The Heartbeat of My Story

Have you ever been to a doctors appointment that makes you just want to run away? I had to go for an appointment with a cardiologist today after I’d been having some strange heart palpitations the past few weeks. I hadn’t met the doctor the first time I went in, only the Nurse Practitioner, so he began with the usual questions. What brought me in, what is my health history, etc.

Shame washes over me as a doctor asks me about my health history. Do I always have to start with the fact that I dealt with an eating disorder for 15+ years? They always ask why and when did I no longer deal with it?

Why?

How do you answer why to something that you don’t know the answer to yourself? I don’t know why I spent all my teenage years and 20’s fighting this battle? Why that now, in my mid 30’s it still rears its ugly head in so many different ways. I wish I had a good answer for you, but I don’t. There’s no date, no year I can say that it ended. It ends sometimes and then before I know it I’m back into disordered eating behavior again. I don’t choose to go back there, truthfully I never even realize I’m there until something triggers me to stop and go, whoa…how did that happen?

Nobody chooses this or wants to struggle. Struggling with an invisible illness is a whole different ball game.
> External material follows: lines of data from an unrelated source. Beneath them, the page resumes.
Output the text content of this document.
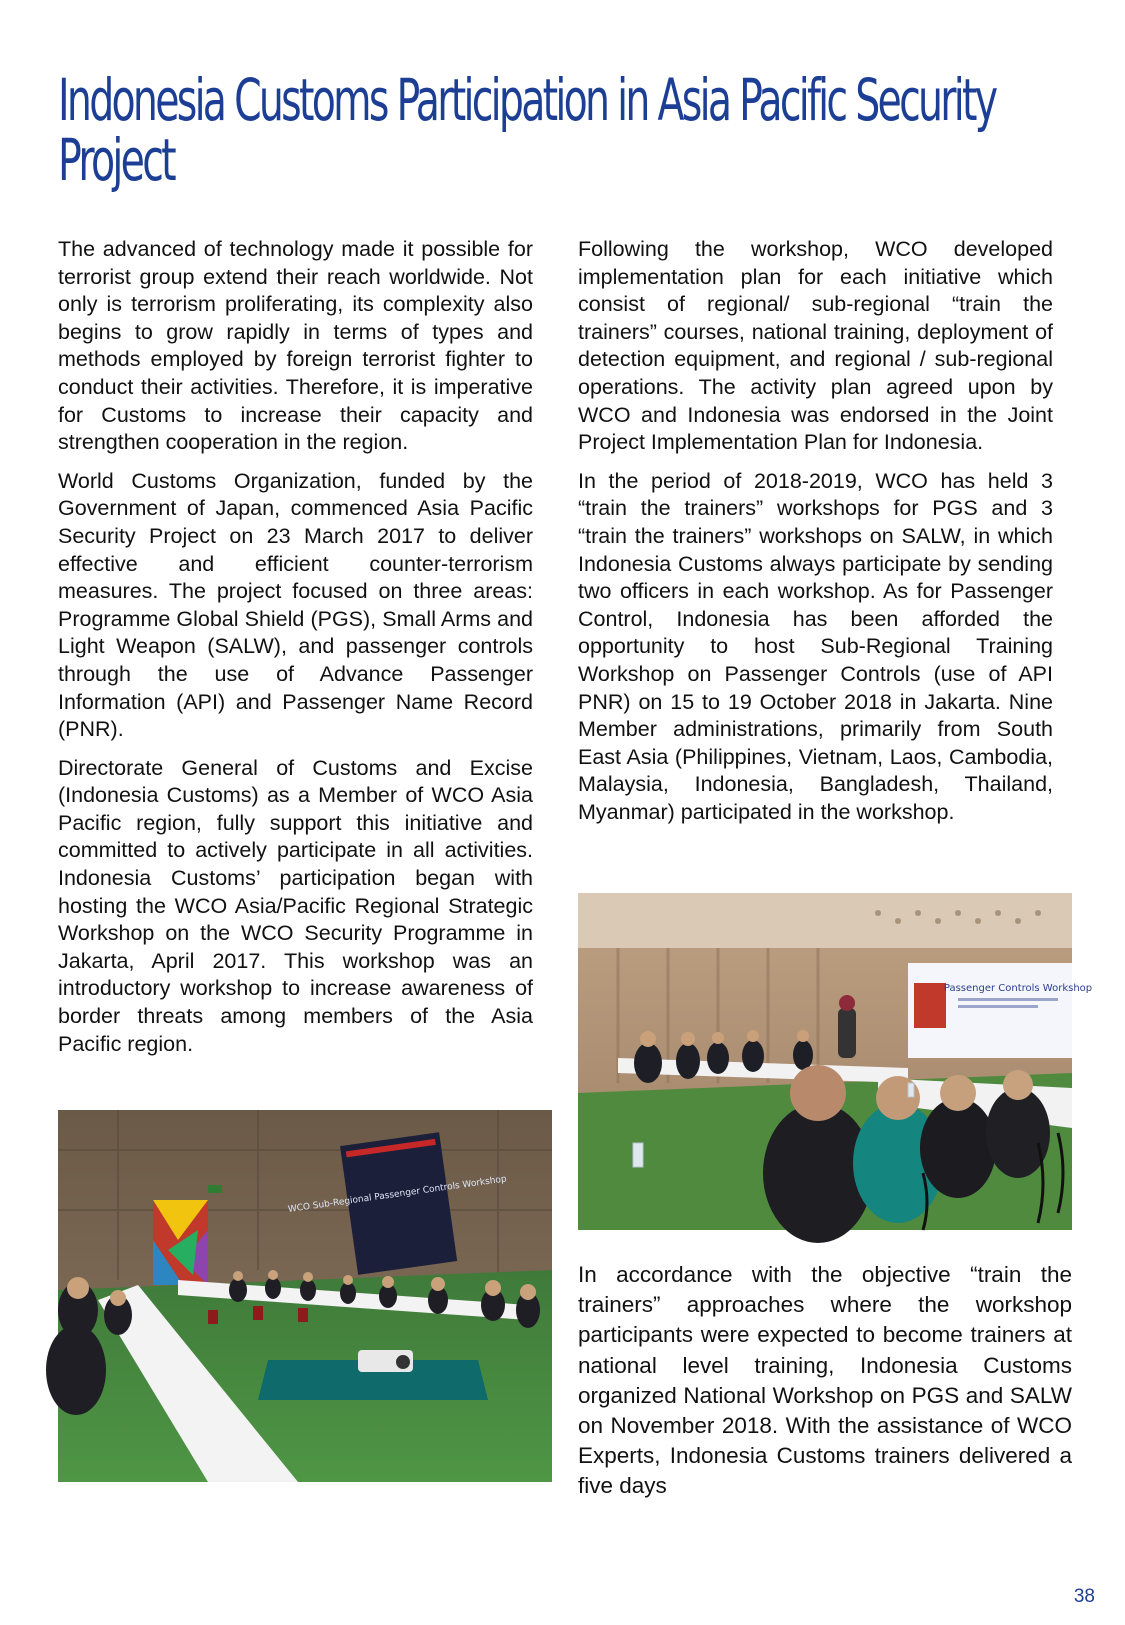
Indonesia Customs Participation in Asia Pacific Security
Project

The advanced of technology made it possible for terrorist group extend their reach worldwide. Not only is terrorism proliferating, its complexity also begins to grow rapidly in terms of types and methods employed by foreign terrorist fighter to conduct their activities. Therefore, it is imperative for Customs to increase their capacity and strengthen cooperation in the region.

World Customs Organization, funded by the Government of Japan, commenced Asia Pacific Security Project on 23 March 2017 to deliver effective and efficient counter-terrorism measures. The project focused on three areas: Programme Global Shield (PGS), Small Arms and Light Weapon (SALW), and passenger controls through the use of Advance Passenger Information (API) and Passenger Name Record (PNR).

Directorate General of Customs and Excise (Indonesia Customs) as a Member of WCO Asia Pacific region, fully support this initiative and committed to actively participate in all activities. Indonesia Customs’ participation began with hosting the WCO Asia/Pacific Regional Strategic Workshop on the WCO Security Programme in Jakarta, April 2017. This workshop was an introductory workshop to increase awareness of border threats among members of the Asia Pacific region.

Following the workshop, WCO developed implementation plan for each initiative which consist of regional/ sub-regional “train the trainers” courses, national training, deployment of detection equipment, and regional / sub-regional operations. The activity plan agreed upon by WCO and Indonesia was endorsed in the Joint Project Implementation Plan for Indonesia.

In the period of 2018-2019, WCO has held 3 “train the trainers” workshops for PGS and 3 “train the trainers” workshops on SALW, in which Indonesia Customs always participate by sending two officers in each workshop. As for Passenger Control, Indonesia has been afforded the opportunity to host Sub-Regional Training Workshop on Passenger Controls (use of API PNR) on 15 to 19 October 2018 in Jakarta. Nine Member administrations, primarily from South East Asia (Philippines, Vietnam, Laos, Cambodia, Malaysia, Indonesia, Bangladesh, Thailand, Myanmar) participated in the workshop.

WCO Sub-Regional Passenger Controls Workshop
Passenger Controls Workshop

In accordance with the objective “train the trainers” approaches where the workshop participants were expected to become trainers at national level training, Indonesia Customs organized National Workshop on PGS and SALW on November 2018. With the assistance of WCO Experts, Indonesia Customs trainers delivered a five days

38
I don’t have a broken arm or something else with an obvious outward sign that something is wrong, it’s inside and more often than not, no one knows. The stigma of mental illness is heartbreaking because it’s just as much of a sickness, yet most suffer in silence and alone.

I sit in the chair facing the doctor and try to explain to my health history, all the while my cheeks are burning as I know he’s not understanding why I would “choose” to do this to myself. So as he’s asking me questions, and in the midst of our talking, I remembered back to how far I have come. Finally I said to him, “I really have come a long way, I never would have thought in the thick of struggling with my bulimia that I would be alive to sit here today. God has been so gracious to me to allow me the days He has given to me and I just want to make sure everything with my heart is good so I can continue to tell the story that He has for me.”

As I said it out loud, I remembered. I remembered the days I thanked Him for the suffering and the softened heart it has given me. I thanked Him for His mercy of each breath and remember that this is my story to tell, nobody else’s. I have come to peace with my past, there are days I let the negative voices in my head take over for a bit and I forget, but then God reminds me again of who I am in Him. He doesn’t see my mess, He sees me…totally separate from my past and forgiven a thousand times over. I get the opportunity each breath I have to take the mess and weave it into a message about who I am in Him. To show hope to others who might not see a light anywhere else. I choose to be joyful, even in my struggles because my joy isn’t found in something tangible, its found in Jesus alone.

I’ll never have it all together. Like I have said before, this is a place for the real and the messy. If you have it all together, I am so glad for you, but the rest of us are just trying each day to make it as best we know how. For today, I need to be reminded of who I am in Him. I am not my past, it simply serves to be a part of my story today.